Judging by the fact that Cinemark Holdings, Inc. (NYSE:CNK) has experienced declining sentiment from the entirety of the hedge funds we track, it’s safe to say that there was a specific group of hedgies who sold off their positions entirely heading into Q4. At the top of the heap, D. E. Shaw’s D E Shaw dumped the biggest stake of the 750 funds watched by Insider Monkey, worth an estimated $30 million in stock. Eli Cohen’s fund, Crescent Park Management, also cut its stock, about $9.3 million worth. These bearish behaviors are interesting, as total hedge fund interest dropped by 6 funds heading into Q4.
Let’s go over hedge fund activity in other stocks similar to Cinemark Holdings, Inc. (NYSE:CNK). We will take a look at Custom Truck One Source Inc. (NYSE:CTOS), Brandywine Realty Trust (NYSE:BDN), Atai Life Sciences N.V. (NASDAQ:ATAI), Outset Medical, Inc. (NASDAQ:OM), Whiting Petroleum Corporation (NYSE:WLL), NovaGold Resources Inc. (NYSE:NG), and Corcept Therapeutics Incorporated (NASDAQ:CORT). All of these stocks’ market caps are closest to CNK’s market cap.

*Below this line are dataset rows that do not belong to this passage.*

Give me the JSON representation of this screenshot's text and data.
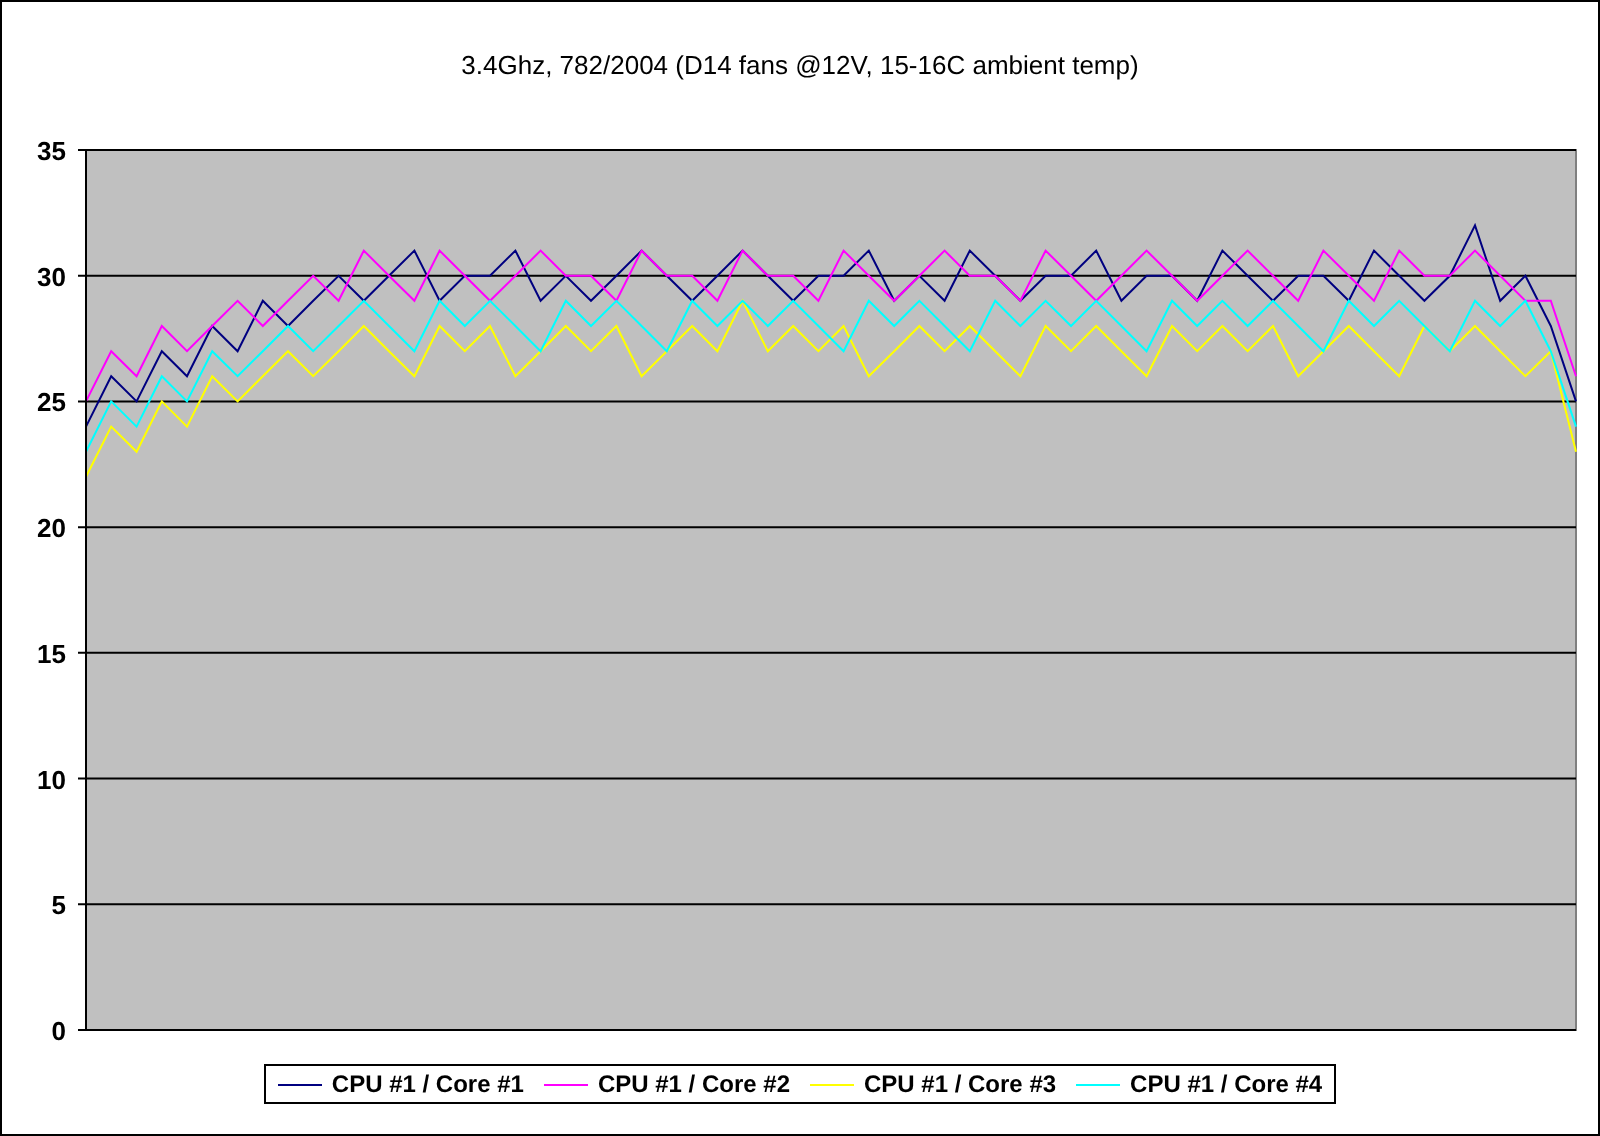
{
  "chart": {
    "chart_data": {
      "type": "line",
      "title": "3.4Ghz, 782/2004 (D14 fans @12V, 15-16C ambient temp)",
      "ylim": [
        0,
        35
      ],
      "yticks": [
        0,
        5,
        10,
        15,
        20,
        25,
        30,
        35
      ],
      "grid": true,
      "series": [
        {
          "name": "CPU #1 / Core #1",
          "color": "#000080",
          "values": [
            24,
            26,
            25,
            27,
            26,
            28,
            27,
            29,
            28,
            29,
            30,
            29,
            30,
            31,
            29,
            30,
            30,
            31,
            29,
            30,
            29,
            30,
            31,
            30,
            29,
            30,
            31,
            30,
            29,
            30,
            30,
            31,
            29,
            30,
            29,
            31,
            30,
            29,
            30,
            30,
            31,
            29,
            30,
            30,
            29,
            31,
            30,
            29,
            30,
            30,
            29,
            31,
            30,
            29,
            30,
            32,
            29,
            30,
            28,
            25
          ]
        },
        {
          "name": "CPU #1 / Core #2",
          "color": "#ff00ff",
          "values": [
            25,
            27,
            26,
            28,
            27,
            28,
            29,
            28,
            29,
            30,
            29,
            31,
            30,
            29,
            31,
            30,
            29,
            30,
            31,
            30,
            30,
            29,
            31,
            30,
            30,
            29,
            31,
            30,
            30,
            29,
            31,
            30,
            29,
            30,
            31,
            30,
            30,
            29,
            31,
            30,
            29,
            30,
            31,
            30,
            29,
            30,
            31,
            30,
            29,
            31,
            30,
            29,
            31,
            30,
            30,
            31,
            30,
            29,
            29,
            26
          ]
        },
        {
          "name": "CPU #1 / Core #3",
          "color": "#ffff00",
          "values": [
            22,
            24,
            23,
            25,
            24,
            26,
            25,
            26,
            27,
            26,
            27,
            28,
            27,
            26,
            28,
            27,
            28,
            26,
            27,
            28,
            27,
            28,
            26,
            27,
            28,
            27,
            29,
            27,
            28,
            27,
            28,
            26,
            27,
            28,
            27,
            28,
            27,
            26,
            28,
            27,
            28,
            27,
            26,
            28,
            27,
            28,
            27,
            28,
            26,
            27,
            28,
            27,
            26,
            28,
            27,
            28,
            27,
            26,
            27,
            23
          ]
        },
        {
          "name": "CPU #1 / Core #4",
          "color": "#00ffff",
          "values": [
            23,
            25,
            24,
            26,
            25,
            27,
            26,
            27,
            28,
            27,
            28,
            29,
            28,
            27,
            29,
            28,
            29,
            28,
            27,
            29,
            28,
            29,
            28,
            27,
            29,
            28,
            29,
            28,
            29,
            28,
            27,
            29,
            28,
            29,
            28,
            27,
            29,
            28,
            29,
            28,
            29,
            28,
            27,
            29,
            28,
            29,
            28,
            29,
            28,
            27,
            29,
            28,
            29,
            28,
            27,
            29,
            28,
            29,
            27,
            24
          ]
        }
      ]
    }
  }
}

Ticker | No of HFs with positions | Total Value of HF Positions (x1000) | Change in HF Position |
---|---|---|---|
CTOS | 14 | 64389 | 1 |
BDN | 8 | 55564 | 1 |
ATAI | 17 | 109036 | -3 |
OM | 18 | 602748 | 0 |
WLL | 20 | 217104 | -4 |
NG | 16 | 247865 | -2 |
CORT | 15 | 219530 | -1 |
Average | 15.4 | 216605 | -1.1 |
View table here if you experience formatting issues.
As you can see these stocks had an average of 15.4 hedge funds with bullish positions and the average amount invested in these stocks was $217 million. That figure was $271 million in CNK’s case. Whiting Petroleum Corporation (NYSE:WLL) is the most popular stock in this table. On the other hand Brandywine Realty Trust (NYSE:BDN) is the least popular one with only 8 bullish hedge fund positions. Compared to these stocks Cinemark Holdings, Inc. (NYSE:CNK) is more popular among hedge funds. Our overall hedge fund sentiment score for CNK is 73.4. Stocks with higher number of hedge fund positions relative to other stocks as well as relative to their historical range receive a higher sentiment score. Our calculations showed that top 5 most popular stocks among hedge funds returned 95.8% in 2019 and 2020, and outperformed the S&P 500 ETF (SPY) by 40 percentage points. These stocks gained 31.1% in 2021 through December 9th and still beat the market by 5.1 percentage points. Unfortunately CNK wasn’t nearly as popular as these 5 stocks and hedge funds that were betting on CNK were disappointed as the stock returned -12% since the end of the third quarter (through 12/9) and underperformed the market. If you are interested in investing in large cap stocks with huge upside potential, you should check out the top 5 most popular stocks among hedge funds as most of these stocks already outperformed the market since 2019.